NEWS Are there "smart" robots? Not today. But now researchers at Umeå University will try to change that in a new collaboration between Computing Science and Umeå School of Business, Economics and Statistics. – We will develop techniques so that robots learn what we sometimes call "common sense" with the help of us humans, says Thomas Hellström, Professor at the Department of Computing Science.
Suna Bensch, Associate Professor in Computing Science, Filip Edström, PhD student in Statistics and Professor Xavier de Luna, Umeå School of Business, Economics and Statistics, and Thomas Hellström, Professor in Computing Science, are now collaborating to make robots understand cause and effect.
ImageVictoria SkeidsvollThomas Hellström is in charge of the new ROCC project, "Robots with Causal Capabilities", funded by the Swedish Research Council. The aim is to develop the robots' ability to see causal relationships and at the same time figure out what actually doesn't matter.
"This is essential for problem-solving, decision-making, and prediction, as well as creativity. In this respect, we humans are completely superior to today's AI systems," says Thomas Hellström.
He is a professor in computing science with a focus on robotics and leads the Intelligent Robotics research group at Umeå University, a team that has both coordinated and participated in a number of national and international projects over the past few years.
So, what do we mean by causal abilities? A simple example might be a supermarket and the amount of ice cream sold in a day, versus the store's electricity consumption at the same time.
"If it's hot, both ice cream sales and electricity consumption increase, so they are correlated, but there is no causal relationship that makes ice cream sales increase if electricity consumption goes up. We, humans, understand this – but unfortunately not today's computers and robots," says Thomas Hellström.
Another example is a service robot working in the dining room of a home for the elderly. The robot observes how Jan, after eating lunch, often sits down next to Julia on the couch for a chat. After a while, the kitchen door opens and the coffee cart rolls into the room. Julia claps her hands and smiles delightedly, while Jan moves to the dining table to drink coffee there.
"An intelligent robot must understand that it was the coffee that made Julia smile, and not Jan leaving the couch, i.e. it must understand the difference between observed correlations and real causal relationships," says Hellström.

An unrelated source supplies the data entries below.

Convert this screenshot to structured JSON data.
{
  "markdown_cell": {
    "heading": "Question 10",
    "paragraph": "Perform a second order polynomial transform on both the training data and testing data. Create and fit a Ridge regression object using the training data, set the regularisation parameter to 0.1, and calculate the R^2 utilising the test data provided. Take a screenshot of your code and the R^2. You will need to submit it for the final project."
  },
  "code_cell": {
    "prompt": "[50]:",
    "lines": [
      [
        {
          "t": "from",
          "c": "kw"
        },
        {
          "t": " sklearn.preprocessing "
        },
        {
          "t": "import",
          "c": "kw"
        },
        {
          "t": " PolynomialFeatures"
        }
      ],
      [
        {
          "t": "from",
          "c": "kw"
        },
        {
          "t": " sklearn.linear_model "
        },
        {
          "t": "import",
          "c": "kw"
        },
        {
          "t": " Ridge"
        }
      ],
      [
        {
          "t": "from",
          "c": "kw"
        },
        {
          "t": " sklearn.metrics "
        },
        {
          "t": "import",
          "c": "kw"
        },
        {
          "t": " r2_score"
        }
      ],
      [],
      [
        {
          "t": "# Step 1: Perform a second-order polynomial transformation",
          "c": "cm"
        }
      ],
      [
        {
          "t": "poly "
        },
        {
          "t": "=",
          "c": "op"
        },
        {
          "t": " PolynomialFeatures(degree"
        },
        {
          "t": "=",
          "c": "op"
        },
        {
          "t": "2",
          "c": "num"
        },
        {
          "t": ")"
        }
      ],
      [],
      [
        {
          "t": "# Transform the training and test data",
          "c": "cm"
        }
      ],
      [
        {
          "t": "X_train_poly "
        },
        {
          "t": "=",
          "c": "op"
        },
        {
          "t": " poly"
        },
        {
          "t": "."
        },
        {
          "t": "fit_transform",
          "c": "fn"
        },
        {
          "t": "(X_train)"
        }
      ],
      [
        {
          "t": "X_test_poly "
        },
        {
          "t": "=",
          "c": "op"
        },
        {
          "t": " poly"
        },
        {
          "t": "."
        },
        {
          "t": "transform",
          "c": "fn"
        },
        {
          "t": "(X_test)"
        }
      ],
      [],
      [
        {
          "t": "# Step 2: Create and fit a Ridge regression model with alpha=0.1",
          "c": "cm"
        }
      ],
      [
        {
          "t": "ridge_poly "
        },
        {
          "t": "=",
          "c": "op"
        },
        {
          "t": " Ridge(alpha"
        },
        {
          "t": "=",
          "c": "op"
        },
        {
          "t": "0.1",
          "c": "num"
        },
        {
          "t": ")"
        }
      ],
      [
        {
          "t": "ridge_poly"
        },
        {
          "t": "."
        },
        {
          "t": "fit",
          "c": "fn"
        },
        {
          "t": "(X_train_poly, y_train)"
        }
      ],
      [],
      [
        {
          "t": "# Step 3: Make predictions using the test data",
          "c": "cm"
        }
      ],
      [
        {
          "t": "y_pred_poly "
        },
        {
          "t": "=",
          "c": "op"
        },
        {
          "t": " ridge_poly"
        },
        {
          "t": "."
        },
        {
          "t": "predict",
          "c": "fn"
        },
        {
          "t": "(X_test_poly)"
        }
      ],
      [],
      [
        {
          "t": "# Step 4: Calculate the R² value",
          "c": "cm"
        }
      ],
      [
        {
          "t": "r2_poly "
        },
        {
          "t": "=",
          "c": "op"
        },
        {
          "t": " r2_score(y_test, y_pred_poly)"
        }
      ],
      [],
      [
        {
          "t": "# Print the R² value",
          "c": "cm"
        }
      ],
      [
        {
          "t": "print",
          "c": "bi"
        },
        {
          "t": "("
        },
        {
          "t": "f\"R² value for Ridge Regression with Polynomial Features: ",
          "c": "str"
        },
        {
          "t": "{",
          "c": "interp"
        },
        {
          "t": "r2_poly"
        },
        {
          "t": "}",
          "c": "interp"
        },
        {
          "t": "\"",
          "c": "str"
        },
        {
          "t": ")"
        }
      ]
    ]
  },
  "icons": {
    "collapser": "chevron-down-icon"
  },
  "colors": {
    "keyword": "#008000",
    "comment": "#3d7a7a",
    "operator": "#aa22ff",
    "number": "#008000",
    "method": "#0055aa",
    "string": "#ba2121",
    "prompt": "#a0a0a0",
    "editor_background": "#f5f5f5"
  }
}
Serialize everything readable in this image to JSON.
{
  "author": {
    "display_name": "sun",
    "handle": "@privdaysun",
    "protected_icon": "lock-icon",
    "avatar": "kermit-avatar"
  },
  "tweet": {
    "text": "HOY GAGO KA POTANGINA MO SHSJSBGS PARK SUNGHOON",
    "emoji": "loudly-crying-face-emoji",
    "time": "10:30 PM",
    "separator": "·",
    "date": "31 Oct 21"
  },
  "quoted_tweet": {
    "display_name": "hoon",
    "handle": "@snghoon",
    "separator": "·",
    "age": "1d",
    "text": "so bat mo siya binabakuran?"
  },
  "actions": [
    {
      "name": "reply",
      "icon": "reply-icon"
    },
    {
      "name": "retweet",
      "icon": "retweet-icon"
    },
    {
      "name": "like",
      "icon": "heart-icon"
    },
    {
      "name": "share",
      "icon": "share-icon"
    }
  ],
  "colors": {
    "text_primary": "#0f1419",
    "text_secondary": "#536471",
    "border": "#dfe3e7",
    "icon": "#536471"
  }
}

Together with Suna Bensch, Associate Professor at the Department of Computer Science, Xavier de Luna, Professor at Umeå School of Business, Economics and Statistics (USBE), and Filip Edström, PhD student at the Statistics department at USBE, Thomas Hellström will now be teaching the robots how to do this.
"In this project, robots will talk to humans and ask questions about how the world works. Does leaving the lights on at night increase ice cream sales? Or is the increase due to something else? Hellström says.
Combining observations with questions and answers, the robot can gradually learn to understand cause and effect, a capability that can be used in many different ways.
"The robot can better make plans to achieve set goals because it knows more about what happens when it performs different types of actions. It can also learn to better understand us, humans, because it understands the purpose and goal of the things we do," says Thomas Hellström.
One research question is how the robot decides which questions to ask. Another is what statistical methods it should use to draw the right conclusions from these answers.
In the ROCC project, the researchers will also investigate how people experience and best interact with robots that can understand and make use of causal relationships.
- Yes, just as we can get annoyed with children who incessantly ask "why?" we will probably get annoyed with robots who do the same!
The project will require a combination of expertise in robotics, linguistics, and statistics.
"The transdisciplinary environment within TAIGA, Umeå University's new AI initiative, provides valuable support for this type of project, which would not be possible within individual research areas, concludes Thomas Hellström.